Thanks for fleshing out your ideas to the next level. I’m not sure I buy the argument that you could extend this idea to rotations by an arbitrary (random) angle, but maybe it is not required that you handle every possible augmentation. Just to make sure we’re on the same page here, your model has to be general in the sense that you don’t get to have one model that handles just one type of augmentation and a different one for different types of input, right? Whatever you are doing will be used with all input images. But maybe it will be a win if you just implement the horizontal, vertical and (free) diagonal flips: that will at least automatically handle those symmetries.

I think it actually wouldn’t be that hard to implement what you are describing. Just add a step at the end of applying the gradients that just replicates the upper left quadrant of the matrix to the other three quadrants. In other words, you just let back propagation do its thing and then over-ride the results by forcing the symmetries ex post facto. You’d be throwing away some of the work, but maybe you can still get convergence. Give it a try and it will be really interesting to see what happens!

Well, with a little more thought, maybe it’s not so easy to do this. One thing to be aware of is that if you are talking about the Fully Connected Feed Forward networks in DLS Course 1, then take a look at how the input images are handled: they are “unrolled” or flattened into vectors, so it’s actually not so easy to express the geometric symmetries. They are still buried in the data, but it’s not so easy to express. Note that there are two different orders in which you can do the flattening, so your symmetry method would need to know which one you are using. See this thread for more information. Read the whole thread down to the section that discusses order = “F”.

In Convolutional Nets (DLS Course 4), the geometry of the input tensors is preserved. But there the transformation being applied is not so straightforward: they are movable filters that are applied serially across the geometry of the input. More thought required to see how one would encode the symmetries in that case.

The other high level point here is that what we are doing here is fundamentally different than Fluid Dynamics. Mind you, I never took any Fluid Dynamics, but I did get as far as Hamiltonians and the Calculus of Variations in Intermediate Physics (but it was a very long time ago ). There you are solving differential equations in very high dimensions. Here we are also in very high dimensions, but there are no differential equations governing the behavior. Our constraint is the Cost Surface created by the Loss Function we have chosen. Here’s a thread that gives a link to a really interesting paper about that from Yann LeCun’s group that’s worth a look to get sense for what the solution spaces look like.

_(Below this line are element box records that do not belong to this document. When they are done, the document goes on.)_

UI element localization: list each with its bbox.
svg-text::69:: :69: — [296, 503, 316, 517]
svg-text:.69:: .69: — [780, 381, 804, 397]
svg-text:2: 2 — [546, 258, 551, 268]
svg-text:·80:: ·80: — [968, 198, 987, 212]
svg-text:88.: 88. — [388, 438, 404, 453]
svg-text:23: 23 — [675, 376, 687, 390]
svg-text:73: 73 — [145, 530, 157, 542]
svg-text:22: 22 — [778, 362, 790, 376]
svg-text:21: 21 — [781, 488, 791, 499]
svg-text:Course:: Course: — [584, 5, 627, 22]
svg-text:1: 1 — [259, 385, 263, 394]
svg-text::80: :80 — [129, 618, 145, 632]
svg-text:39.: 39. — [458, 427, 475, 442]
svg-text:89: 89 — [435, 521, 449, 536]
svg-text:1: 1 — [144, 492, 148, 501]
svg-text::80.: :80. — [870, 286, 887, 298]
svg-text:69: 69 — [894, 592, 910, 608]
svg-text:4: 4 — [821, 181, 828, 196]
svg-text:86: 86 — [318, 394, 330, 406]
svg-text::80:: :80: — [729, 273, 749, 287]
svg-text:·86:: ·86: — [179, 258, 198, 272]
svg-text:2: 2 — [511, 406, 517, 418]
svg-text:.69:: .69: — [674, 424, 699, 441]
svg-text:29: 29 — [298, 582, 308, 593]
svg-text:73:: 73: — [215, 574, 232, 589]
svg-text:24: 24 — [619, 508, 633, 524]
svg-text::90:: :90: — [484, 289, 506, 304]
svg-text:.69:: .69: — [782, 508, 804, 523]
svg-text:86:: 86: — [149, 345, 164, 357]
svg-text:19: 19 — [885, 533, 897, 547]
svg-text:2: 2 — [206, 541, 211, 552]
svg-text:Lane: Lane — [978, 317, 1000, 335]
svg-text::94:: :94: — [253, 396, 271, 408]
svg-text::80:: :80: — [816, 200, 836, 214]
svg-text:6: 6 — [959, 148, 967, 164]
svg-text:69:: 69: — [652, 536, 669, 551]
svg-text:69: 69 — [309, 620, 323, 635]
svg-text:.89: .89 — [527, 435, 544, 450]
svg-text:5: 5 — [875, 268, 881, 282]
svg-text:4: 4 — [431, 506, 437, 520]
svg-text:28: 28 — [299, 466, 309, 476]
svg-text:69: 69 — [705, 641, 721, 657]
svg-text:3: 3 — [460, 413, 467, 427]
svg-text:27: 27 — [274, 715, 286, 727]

Why would you manipulate the weights which are the learning parameters of a model, i know in certain cases you manipulate the weights but its outside intervention and i wouldnt say very healthy in its entirety. Woudnt it be better the model has more access to more labeled inputs in different scenarios without outside manual intervention with the variable learning variables. Plus i dont think the output for an image and its fliped is the same, its a class propability, even both images are not the same.